W soboty śpi się długo. Dopiero przed południem ruszam spacerem na Hongdae, gdzie na targu sztuki młodzi malarze i graficy oferują niedrogie, dobre portrety. Między nimi kręcą się ci, którzy kilkugodzinną przerwę między ostatnim piątkowym koncertem a otwarciem targu spędzili w wystylizowanych kawiarenkach przy ulicy Sangsu – tutejsze lokale żyją dwa sezony, na ich miejscu wyrastają nowe, nie sposób się więc znudzić. Obiad zjem w Itaewon – na wzgórzu obok amerykańskiej bazy wojskowej, dziś najbardziej międzynarodowej dzielnicy Seulu. Można tu spróbować dań ze wszystkich stron świata, poszperać w antykwariatach i księgarni Bricklane, której leciwy właściciel w okamgnieniu zgaduje gust klientów. Mnie poprowadził do działu powieści współczesnych. Wyszłam z reklamówką książek, płacąc niewiele. Na wzgórzu, pośród kameralnych rezydencji otoczonych wysokimi murami, znajduje się urokliwe muzeum – Leeum Samsung. Stworzone przez słynącą z technologicznej produkcji rodzinę imituje okolicę – wyrasta jak jeszcze jedno zbocze pokryte trawą i futurystycznymi rzeźbami. Wewnątrz doskonale wyeksponowana sztuka Korei, a zamiast przewodników – smartfony opowiadające historię eksponatów.

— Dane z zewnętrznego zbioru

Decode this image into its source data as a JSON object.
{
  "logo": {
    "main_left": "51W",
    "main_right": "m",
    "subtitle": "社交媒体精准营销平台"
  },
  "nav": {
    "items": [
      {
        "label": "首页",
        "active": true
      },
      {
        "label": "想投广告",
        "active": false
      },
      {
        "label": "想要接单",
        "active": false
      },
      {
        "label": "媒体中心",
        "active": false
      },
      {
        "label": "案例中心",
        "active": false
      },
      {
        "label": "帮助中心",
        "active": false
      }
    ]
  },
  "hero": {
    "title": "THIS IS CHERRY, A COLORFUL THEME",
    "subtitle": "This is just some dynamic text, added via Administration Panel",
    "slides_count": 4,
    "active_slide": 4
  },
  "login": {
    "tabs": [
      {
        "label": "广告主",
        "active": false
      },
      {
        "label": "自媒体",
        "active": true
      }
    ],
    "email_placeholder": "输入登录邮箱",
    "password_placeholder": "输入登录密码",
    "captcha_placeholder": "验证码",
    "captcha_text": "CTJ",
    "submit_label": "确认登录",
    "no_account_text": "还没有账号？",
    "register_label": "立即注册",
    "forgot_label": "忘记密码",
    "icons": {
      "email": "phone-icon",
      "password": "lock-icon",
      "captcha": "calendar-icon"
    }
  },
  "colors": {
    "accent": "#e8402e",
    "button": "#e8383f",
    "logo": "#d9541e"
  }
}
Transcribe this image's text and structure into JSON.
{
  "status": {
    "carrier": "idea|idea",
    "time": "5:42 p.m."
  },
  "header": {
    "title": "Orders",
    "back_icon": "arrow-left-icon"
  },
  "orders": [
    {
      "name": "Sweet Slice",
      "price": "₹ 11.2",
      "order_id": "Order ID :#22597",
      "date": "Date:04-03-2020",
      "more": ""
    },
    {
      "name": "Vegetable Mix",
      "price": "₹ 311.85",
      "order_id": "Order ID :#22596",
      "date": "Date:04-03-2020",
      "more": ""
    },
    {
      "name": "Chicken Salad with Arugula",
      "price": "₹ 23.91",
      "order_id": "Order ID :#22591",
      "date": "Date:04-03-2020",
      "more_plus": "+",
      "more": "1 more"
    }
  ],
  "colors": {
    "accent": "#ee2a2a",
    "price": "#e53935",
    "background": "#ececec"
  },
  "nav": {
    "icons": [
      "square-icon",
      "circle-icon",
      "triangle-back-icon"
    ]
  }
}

Wracam do centrum, by w wieczornych godzinach konsumenckiego szczytu odwiedzić Lotte – największy dom towarowy tej kultowej sieci. Przy drzwiach otrzymuję osobistego przewodnika, który płynną angielszczyzną wdraża mnie w tajemnice gigantycznego sklepu. Każde z pięter specjalizuje się w innej części garderoby, ale najciekawiej jest pod ziemią, gdzie ludzie tłoczą się na targu spożywczym po świeże ciastka krewetkowe i płaty surowej wołowiny. To dopiero wstęp do maratonu przyjemności. Taksówki o tej porze pędzą do Gangnam, dzielnicy opanowanej przez marzenia nowej klasy średniej i o której w megaprzeboju śpiewał największy z koreańskich gwiazdorów, Psy. W luksusowym COEX Mall, największym podziemnym centrum hand-lowym Azji, gubię się i odnajduję. Trafiam na seans 4D w Megaboxie – kinie pracującym dzień i noc, 15 ekranów obleganych jest przede wszystkim po północy. Na tyłach COEX-u wznosi się łagodne wzgórze z liczącą 1200 lat buddyjską świątynią. Wśród płonących świec i nuconych przez mnichów mantr konsumpcyjny obłęd Seulu traci znaczenie.

Gdy nad ranem znów zanurzam się pod ziemię, na stacji Gangnam trafiam do Samsung D’light, największego sklepu z urządzeniami mobilnymi. Trwa prezentacja nowych zegarków, które potrafią milion rzeczy poza zwykłym wskazaniem godziny. Już niebawem zastąpią portfele i kluczyki do samochodów. Żeby lepiej przyjrzeć się przyszłości mediów, trzeba zapisać się na wizytę w T.um – muzeum technologii, ale oczekiwanie może potrwać nawet miesiąc.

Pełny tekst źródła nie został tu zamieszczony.